The Casebook of Victor Frankenstein, by Peter Ackroyd

 


A word of warning: this is not a take on the Dean Koontz version (which truthfully, I've never read and have no desire to ever read), nor will you find anything even remotely connected to James Whale's 1931 film.  This is Peter Ackroyd's retelling of Shelley's classic in his own postmodern sort of way. Actually, in this novel, Victor Frankenstein is a real person.  Included among his best friends is Percy Bysshe Shelley, and through him, Victor meets up with other Romantic-era superstars: Lord Byron, Byron's personal physician Dr. Polidori (writer of a small novella you may have heard of: The Vampyre), and Mary Wollstonecraft Shelley, the author of Frankenstein or The Modern Prometheus)  herself. 

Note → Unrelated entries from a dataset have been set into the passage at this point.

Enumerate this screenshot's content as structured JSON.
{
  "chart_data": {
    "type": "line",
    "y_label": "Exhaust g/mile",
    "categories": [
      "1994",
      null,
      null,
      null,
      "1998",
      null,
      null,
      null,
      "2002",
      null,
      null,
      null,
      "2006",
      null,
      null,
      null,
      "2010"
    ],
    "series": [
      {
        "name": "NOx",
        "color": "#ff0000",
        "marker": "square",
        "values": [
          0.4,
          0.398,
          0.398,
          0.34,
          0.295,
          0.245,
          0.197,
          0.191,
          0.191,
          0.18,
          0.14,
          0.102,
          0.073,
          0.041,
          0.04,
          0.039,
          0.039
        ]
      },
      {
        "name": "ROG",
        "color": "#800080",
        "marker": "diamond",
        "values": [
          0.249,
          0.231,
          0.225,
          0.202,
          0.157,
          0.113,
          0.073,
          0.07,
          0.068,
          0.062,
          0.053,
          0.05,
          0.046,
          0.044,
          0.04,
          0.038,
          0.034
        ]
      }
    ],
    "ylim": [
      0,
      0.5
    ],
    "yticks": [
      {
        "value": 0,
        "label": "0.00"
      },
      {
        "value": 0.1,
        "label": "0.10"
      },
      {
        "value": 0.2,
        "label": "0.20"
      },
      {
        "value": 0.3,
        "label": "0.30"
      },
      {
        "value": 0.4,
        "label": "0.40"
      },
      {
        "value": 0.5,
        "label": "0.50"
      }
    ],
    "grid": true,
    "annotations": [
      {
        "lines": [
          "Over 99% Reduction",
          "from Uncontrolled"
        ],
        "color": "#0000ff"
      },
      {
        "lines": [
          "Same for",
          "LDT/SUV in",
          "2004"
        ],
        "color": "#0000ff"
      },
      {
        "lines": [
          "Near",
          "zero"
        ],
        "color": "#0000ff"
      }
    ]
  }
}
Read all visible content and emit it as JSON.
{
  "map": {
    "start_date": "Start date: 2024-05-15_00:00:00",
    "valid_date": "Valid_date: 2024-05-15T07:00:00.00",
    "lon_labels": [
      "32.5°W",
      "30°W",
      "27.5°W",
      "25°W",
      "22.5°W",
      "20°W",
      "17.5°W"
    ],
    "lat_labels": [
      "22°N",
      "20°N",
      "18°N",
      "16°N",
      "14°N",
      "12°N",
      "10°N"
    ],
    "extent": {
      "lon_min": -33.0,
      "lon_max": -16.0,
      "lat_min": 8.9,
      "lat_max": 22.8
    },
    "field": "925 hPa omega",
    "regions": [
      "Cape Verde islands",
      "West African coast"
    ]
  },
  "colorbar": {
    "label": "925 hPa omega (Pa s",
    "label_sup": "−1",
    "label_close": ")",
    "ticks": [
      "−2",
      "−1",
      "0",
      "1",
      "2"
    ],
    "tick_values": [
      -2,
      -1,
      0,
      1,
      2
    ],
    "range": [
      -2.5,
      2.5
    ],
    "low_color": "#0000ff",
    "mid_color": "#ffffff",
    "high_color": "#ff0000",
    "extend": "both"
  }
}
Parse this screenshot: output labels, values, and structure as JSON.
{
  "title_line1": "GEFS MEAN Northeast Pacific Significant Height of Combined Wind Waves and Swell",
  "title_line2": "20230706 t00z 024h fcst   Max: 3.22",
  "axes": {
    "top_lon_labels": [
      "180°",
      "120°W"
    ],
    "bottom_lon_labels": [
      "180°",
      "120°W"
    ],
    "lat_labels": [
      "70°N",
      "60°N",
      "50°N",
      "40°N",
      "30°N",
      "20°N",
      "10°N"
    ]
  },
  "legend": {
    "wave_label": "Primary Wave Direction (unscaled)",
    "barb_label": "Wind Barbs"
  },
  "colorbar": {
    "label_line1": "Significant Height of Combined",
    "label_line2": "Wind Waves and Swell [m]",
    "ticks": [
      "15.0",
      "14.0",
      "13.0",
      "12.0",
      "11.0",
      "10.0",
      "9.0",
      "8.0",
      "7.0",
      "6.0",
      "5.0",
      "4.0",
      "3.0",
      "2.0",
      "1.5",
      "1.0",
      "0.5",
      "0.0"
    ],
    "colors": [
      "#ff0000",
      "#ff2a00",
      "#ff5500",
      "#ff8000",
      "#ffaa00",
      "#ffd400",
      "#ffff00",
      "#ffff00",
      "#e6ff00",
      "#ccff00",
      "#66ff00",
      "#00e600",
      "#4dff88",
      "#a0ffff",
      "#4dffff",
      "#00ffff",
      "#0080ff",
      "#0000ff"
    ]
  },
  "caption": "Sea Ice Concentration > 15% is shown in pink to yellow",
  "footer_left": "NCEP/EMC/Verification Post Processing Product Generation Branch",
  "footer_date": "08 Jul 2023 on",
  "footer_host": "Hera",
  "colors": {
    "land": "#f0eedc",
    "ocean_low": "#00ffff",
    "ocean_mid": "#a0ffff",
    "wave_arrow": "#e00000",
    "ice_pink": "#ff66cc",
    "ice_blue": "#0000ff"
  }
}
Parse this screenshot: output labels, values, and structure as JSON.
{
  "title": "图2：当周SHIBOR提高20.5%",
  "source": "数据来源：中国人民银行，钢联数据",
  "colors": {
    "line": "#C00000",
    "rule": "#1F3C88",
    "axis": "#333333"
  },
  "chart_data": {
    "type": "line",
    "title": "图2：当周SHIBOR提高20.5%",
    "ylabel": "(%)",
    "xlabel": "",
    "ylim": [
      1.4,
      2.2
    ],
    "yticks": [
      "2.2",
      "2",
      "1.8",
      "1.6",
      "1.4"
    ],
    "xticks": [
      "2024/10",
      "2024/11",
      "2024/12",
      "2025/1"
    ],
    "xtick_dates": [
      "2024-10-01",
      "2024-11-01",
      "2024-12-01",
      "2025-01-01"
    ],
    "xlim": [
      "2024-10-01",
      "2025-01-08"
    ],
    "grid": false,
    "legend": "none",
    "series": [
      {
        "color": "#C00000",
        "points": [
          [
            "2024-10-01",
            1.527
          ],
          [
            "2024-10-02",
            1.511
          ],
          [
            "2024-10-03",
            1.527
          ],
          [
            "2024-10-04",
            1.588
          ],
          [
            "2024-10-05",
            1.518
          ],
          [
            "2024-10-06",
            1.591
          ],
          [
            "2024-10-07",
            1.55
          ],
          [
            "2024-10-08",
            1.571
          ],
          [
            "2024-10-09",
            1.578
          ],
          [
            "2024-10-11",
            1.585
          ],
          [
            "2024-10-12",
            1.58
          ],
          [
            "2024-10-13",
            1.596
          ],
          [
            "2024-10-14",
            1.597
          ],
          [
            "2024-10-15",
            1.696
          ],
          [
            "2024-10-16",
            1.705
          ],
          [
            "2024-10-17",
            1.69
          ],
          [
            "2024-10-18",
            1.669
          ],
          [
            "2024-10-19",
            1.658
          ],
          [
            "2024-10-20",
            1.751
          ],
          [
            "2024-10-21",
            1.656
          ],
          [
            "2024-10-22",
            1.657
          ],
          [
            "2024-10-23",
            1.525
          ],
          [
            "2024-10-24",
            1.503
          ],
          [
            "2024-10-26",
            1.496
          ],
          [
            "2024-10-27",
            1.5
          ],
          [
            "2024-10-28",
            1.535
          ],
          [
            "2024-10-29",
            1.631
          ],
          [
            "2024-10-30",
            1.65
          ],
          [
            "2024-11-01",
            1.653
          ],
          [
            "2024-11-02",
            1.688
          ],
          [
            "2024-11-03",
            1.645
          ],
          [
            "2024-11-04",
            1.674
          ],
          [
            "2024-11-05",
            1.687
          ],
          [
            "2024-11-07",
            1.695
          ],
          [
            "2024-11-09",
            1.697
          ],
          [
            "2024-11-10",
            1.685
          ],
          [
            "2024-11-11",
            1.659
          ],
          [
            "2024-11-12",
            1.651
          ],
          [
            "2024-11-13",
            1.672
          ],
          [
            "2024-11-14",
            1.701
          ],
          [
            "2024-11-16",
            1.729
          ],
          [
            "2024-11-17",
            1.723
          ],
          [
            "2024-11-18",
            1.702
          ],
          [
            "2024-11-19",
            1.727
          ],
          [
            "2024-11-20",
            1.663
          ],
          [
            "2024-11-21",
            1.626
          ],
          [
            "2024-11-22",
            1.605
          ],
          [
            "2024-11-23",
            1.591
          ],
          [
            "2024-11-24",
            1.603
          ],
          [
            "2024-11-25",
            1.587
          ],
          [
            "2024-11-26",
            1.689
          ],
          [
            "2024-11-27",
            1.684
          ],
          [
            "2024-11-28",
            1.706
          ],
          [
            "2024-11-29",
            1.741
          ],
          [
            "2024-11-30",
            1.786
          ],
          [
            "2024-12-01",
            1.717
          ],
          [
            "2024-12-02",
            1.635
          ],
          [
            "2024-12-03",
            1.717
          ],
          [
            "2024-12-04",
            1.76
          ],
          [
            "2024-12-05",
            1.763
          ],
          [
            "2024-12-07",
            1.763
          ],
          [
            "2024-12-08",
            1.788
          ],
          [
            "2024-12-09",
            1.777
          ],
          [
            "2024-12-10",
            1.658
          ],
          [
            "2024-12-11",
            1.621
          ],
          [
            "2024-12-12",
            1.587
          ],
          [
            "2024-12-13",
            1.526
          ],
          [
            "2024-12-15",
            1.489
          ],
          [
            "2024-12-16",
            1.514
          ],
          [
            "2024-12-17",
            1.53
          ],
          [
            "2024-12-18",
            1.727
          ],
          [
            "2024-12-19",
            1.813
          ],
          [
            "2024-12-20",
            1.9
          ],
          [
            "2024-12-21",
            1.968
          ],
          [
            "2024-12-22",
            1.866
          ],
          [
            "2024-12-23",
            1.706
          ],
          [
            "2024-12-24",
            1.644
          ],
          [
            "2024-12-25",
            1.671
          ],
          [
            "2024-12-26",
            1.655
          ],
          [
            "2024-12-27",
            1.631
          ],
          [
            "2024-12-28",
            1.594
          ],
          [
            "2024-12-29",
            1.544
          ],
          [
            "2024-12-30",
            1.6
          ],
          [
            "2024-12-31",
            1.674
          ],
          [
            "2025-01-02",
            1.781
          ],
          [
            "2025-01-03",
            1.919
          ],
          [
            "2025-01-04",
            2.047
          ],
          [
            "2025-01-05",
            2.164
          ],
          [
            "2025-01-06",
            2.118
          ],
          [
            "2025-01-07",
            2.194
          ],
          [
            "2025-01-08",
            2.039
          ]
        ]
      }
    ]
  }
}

Ackroyd has written this novel in the same period voice as that of Shelley, and like Shelley, his Frankenstein succeeds in the reanimation of a corpse who is conscious that he is dead and angry at his reanimator for not leaving him to his peaceful rest. Like Shelley's work, Frankstein's creation doggedly trails him.  Yet, much is obviously going to be a bit different in Ackroyd's version, and these differences lead up to an ending that truthfully I didn't see coming, although it made total sense.

Ackroyd's attempt at re-envisioning  Shelley's classic interweaves his excellent descriptions of historical London with modern psychological insight into human nature to produce a rather chilling and haunting work. The same themes of Shelley's book apply here --  if you haven't read her novel, I'd start with that one and then try this one -- so in that particular sense, Ackroyd's book doesn't really come up with something new, but it's the way he re-presents this material that is different. His writing is excellent and will be well worth the time put into it. I can highly recommend this one, especially to people who've already read Mary Shelley's work, or to people who want an engaging and intelligent read.